Repo containing Amazon EMR and Apache Airflow related code
Airflow 1.9
Requires:
- Gunicorn 19.4
- Had to update from 19.3 to 19.4 using
pip install gunicorn==19.41
- Had to update from 19.3 to 19.4 using
airflow_home = /airflow
fernet_key = {generated key using src/airflow/fernet_key_gen.py}
[webserver]
# change the base_url to make Log links work from admin UI.
base_url = {EC2 DNS + port}
web_server_host = {IP of EC2 instance}
# changed to avoid collision with tomcat
web_server_port = 8008
[smtp]
smtp_host = {AWS SES SMTP host}
smtp_user = {AWS SES user}
smtp_password = {AWS SES passwd}
A DAG can be initially valiated using the airflow list_tasks
command:
airflow list_tasks s3tohdfs --tree
Make sure the hive integration is installed using the following command:
sudo pip install airflow[hive]
If the error ImportError: cannot import name CSRFProtect
is received in ensure Flask-WTF is at least 0.14:
pip install Flask-WTF==0.14
Amazon's s3-dist-cp tool, which comes installed on EMR can be used to quickly copy/move files to or from S3 and HDFS.
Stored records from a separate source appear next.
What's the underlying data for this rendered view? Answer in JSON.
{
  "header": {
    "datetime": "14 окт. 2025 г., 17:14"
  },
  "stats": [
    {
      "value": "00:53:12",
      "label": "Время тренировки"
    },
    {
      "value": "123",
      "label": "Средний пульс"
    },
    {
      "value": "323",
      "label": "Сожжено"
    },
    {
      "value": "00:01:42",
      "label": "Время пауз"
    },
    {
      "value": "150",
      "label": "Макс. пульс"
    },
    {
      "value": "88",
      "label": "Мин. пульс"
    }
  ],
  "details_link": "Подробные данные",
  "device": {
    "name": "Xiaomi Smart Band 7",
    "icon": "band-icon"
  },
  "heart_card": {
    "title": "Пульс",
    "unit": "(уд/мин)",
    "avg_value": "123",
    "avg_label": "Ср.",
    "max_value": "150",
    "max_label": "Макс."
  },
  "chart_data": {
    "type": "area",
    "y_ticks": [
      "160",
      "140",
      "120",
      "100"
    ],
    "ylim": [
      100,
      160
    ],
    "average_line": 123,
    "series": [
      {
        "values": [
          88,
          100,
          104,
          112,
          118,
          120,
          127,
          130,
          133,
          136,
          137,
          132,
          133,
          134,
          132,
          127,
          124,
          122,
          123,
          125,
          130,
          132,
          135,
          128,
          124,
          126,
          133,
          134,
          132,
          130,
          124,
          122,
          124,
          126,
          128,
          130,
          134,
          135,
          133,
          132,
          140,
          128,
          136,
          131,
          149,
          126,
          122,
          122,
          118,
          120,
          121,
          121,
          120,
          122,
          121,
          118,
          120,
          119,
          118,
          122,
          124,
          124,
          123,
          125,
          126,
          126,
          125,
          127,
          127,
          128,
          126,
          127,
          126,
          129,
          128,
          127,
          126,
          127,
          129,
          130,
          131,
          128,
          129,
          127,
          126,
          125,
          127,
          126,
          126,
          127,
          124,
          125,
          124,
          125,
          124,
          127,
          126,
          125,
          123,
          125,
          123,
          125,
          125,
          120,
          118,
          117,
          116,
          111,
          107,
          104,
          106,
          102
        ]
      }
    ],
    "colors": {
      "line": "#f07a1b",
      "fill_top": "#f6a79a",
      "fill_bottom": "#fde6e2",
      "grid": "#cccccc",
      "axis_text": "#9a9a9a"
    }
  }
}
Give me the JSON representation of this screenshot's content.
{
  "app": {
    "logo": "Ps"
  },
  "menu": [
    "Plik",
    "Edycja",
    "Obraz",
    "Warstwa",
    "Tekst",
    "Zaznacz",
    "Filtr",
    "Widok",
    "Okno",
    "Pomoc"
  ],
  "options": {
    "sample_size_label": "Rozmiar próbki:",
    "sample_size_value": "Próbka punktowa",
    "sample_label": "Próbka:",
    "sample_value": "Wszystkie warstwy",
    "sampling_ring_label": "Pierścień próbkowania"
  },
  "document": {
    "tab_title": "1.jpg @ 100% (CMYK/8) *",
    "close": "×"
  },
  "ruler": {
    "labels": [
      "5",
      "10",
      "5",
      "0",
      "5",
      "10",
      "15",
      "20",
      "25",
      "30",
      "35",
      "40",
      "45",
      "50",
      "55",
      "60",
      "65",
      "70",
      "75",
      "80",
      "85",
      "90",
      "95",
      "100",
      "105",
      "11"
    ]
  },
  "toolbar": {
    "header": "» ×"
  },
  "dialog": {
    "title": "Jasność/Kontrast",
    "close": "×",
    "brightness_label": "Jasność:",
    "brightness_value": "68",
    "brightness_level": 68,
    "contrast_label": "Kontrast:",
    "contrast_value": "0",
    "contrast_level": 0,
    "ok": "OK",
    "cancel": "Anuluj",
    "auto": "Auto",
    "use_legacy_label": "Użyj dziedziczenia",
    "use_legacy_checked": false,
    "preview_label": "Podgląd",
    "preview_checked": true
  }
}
s3-dist-cp --src s3://dwdii/putevt --dest /user/hadoop/temp --srcPattern .*\.ZIP
The EMR_EC2_DefaultRole was the security context. Presumably, this would be whatever the EMR cluster was setup with. Permission to the bucket and KMS key (in IAM, if S3 bucket encyption is enabled) are needed inorder for a successful copy from S3 to HDFS.
Look for logs in HDFS if the standard output of s3-dist-cp isn't providing enough info. For example, if the error is "Reducer task failed to copy 1 files", query /var/log/hadoop-yarn/apps/hadoop/logs
for the logs associated with the s3-dist-cp execution.
hadoop fs -ls /var/log/hadoop-yarn/apps/hadoop/logs
See also, the following StackOverflow articles:
https://stackoverflow.com/questions/48901249/s3distcp-on-local-hadoop-cluster-not-working
yum install cyrus-sasl-devel.x86_64
pip install sasl
pip install thrift_sasl
pip install PyHive
For Windows development use sasl-0.2.1-cp27-cp27m-win_amd64.whl
instead of sasl (above), downloaded from:
Sasl from https://www.lfd.uci.edu/~gohlke/pythonlibs/#sasl
PyHive seems to require thrift 0.11. If you are getting a ImportError: Cannot import name TFrozenDict
error, your thrift version might not be sufficent.